SharePoint 2013: Capacity Planning, Sizing and High Availability for Search in SPC172
Highlights:
One Search Core: On-Premises, Office 365 and Exchange 2013
One Installer, One Farm: multi-tenant as well
Search is a core service: Building block for ECM, WCM/Internet Business, Productivity Search and Social
Flexible deployment with robust fault tolerance
Major overhaul of the UI
Much easier to configure
Three dimensions in search scaling. SharePoint 2013 allows independent scaling for:
- Content Volume
- Query Load
- Crawl Load
Query Processing Component(QPC):
CPU Load: Driving Factors
QPS
Query transformations
Note: Guideline: 4QPS per CPU core
Network Load: Driving Factors
Number of index partitions
Size of queries and results
Note: Example: 20 index partitions @ 20 QPS => 200/100 Mbit/s in/outbound
Index Component:
CPU Load: Driving Factors
QPS and Item count
Note: Guidelines per index component @ 2GHz CPU
1M items: 5 QPS per CPU core
5M items: 2 QPS per CPU core
10M items: 1 QPS per CPU core
Index Disk IOPS recommendations:
Crawl Load:
Typical: 10-60 IOPS @32-512KB writes
Query Load @ 10M items:
During high crawl rate: ~30x reads per query
Without crawl: ~3x reads per query (caching)
Index Merge:
Concurrent 150MB/s read + 150MB/s write
Crawl Component:
CPU Load: Driving Factors
Documents per second
Link discovery
Crawl management
Network Load: Driving Factors
Downloading items from content sources
Passing items on to CPC
Disk Load: Driving Factors
All documents are temporarily stored in data folder
Content Processing Component(CPC):
CPU Load: Driving Factors
Documents per second
Document size and complexity
Feature extraction
Estimate: 5-10 DPS per CPU core
Network Load: Driving Factors
Documents per second
Document size
Analytics Processing Component(APC):
CPU Load: Driving Factors
Number of items
Site activity
Network Load: Driving Factors
Same as for CPU load
Plus: Network traffic increases when distributing APC across multiple machines
Disk Load: Driving Factors
Local disk used for temporary storage
Bulk load, primary concern is load isolation
Search Administration Component:
Low CPU and network load
Load increases with more components in the search topology
Components: Key takeaways:
Split bulk processing from query traffic:
Bulk: Crawl, analytics, content processing
Query traffic: index and query processing
Two options for scaling:
Scale up with more/faster hardware resources
Scale out with more components across multiple machines
Avoid sharing critical resources:
Index is disk intensive and crucial in all load scenarios.
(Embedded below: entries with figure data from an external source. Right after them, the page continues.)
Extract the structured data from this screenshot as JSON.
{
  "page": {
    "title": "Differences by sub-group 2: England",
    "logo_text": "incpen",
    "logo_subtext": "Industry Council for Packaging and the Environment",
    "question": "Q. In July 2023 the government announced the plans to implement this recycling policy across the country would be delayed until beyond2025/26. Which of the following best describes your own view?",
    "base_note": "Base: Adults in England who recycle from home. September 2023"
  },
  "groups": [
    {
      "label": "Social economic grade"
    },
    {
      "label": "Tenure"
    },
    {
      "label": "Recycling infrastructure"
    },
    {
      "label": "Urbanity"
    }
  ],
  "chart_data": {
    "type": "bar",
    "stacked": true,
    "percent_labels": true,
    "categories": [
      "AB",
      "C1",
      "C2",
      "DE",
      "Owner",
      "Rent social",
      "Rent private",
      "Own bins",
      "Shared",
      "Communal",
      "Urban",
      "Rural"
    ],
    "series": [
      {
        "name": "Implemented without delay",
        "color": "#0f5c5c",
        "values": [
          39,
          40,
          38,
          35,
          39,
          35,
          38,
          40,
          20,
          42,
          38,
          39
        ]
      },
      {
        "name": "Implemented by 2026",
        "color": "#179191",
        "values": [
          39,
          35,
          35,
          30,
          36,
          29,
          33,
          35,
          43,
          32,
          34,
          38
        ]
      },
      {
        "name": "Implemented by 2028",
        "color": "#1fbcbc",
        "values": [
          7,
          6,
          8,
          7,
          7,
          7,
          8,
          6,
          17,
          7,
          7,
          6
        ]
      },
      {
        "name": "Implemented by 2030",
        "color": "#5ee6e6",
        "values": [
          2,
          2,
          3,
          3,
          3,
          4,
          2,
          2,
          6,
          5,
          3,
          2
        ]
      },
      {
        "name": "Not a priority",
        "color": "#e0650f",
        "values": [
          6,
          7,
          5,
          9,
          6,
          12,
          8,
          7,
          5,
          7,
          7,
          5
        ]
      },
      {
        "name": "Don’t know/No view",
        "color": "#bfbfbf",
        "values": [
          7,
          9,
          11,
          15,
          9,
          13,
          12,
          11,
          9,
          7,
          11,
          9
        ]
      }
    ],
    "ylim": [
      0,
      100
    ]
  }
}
Consider shared load on network, disk and CPU:
Within a VM
Between VM's on same physical host
**Small Search Topology Notes:
**
Windows Server 2012 can host all search components in one VM
The same applies for physical deployment on Windows Server 2008 R2
Windows Server 2008 Hyper-V supports maximum 4 CPU cores per VM
High Availability for Search:
Content Side High Availability: Full redundancy in the content feeding chain
Query Side High Availability: Full redundancy of all query components
Disaster Recovery Options: Hot, Warm or Cold. Backup/Restore is now best practices.
Fault-Tolerance:
Indexing Fault-Tolerance: Journal Sync
Query Processing Fault-Tolerance: round robin load balancing: "lowest load" load balancing, "sticky load" load balancing
Admin Fault-Tolerance: Lease(expired?)
Database Fault-Tolerance: Database and index files must be in sync. Supported: synchronous mirroring. Not Supported: asynchronous modes and log-shipping.
Backup and Restore:
Index designed for robust backup/restore
Everything but the index is in the database
"Point in time" backup: No query down time
Backup/restore can make disaster recovery easier
Restore notes:
Restore the whole farm from a backup
Restore only the SSA: Entire topology must be restored. Also, can replace existing topology
Only a single node failure?:
Add a new node to the farm
Add the missing SSA components to that node via the topology CMDlets
Remove the components of the dead node from the topology
NOTE: Don't forget to recreate your Search Service Application Proxy!!! Search will not work otherwise.
Disaster Recovery made easy:
Primary and DR should be as similar as possible: Farm layout, hostnames, database version, directory locations
Test your recovery procedures: don't want for the failure!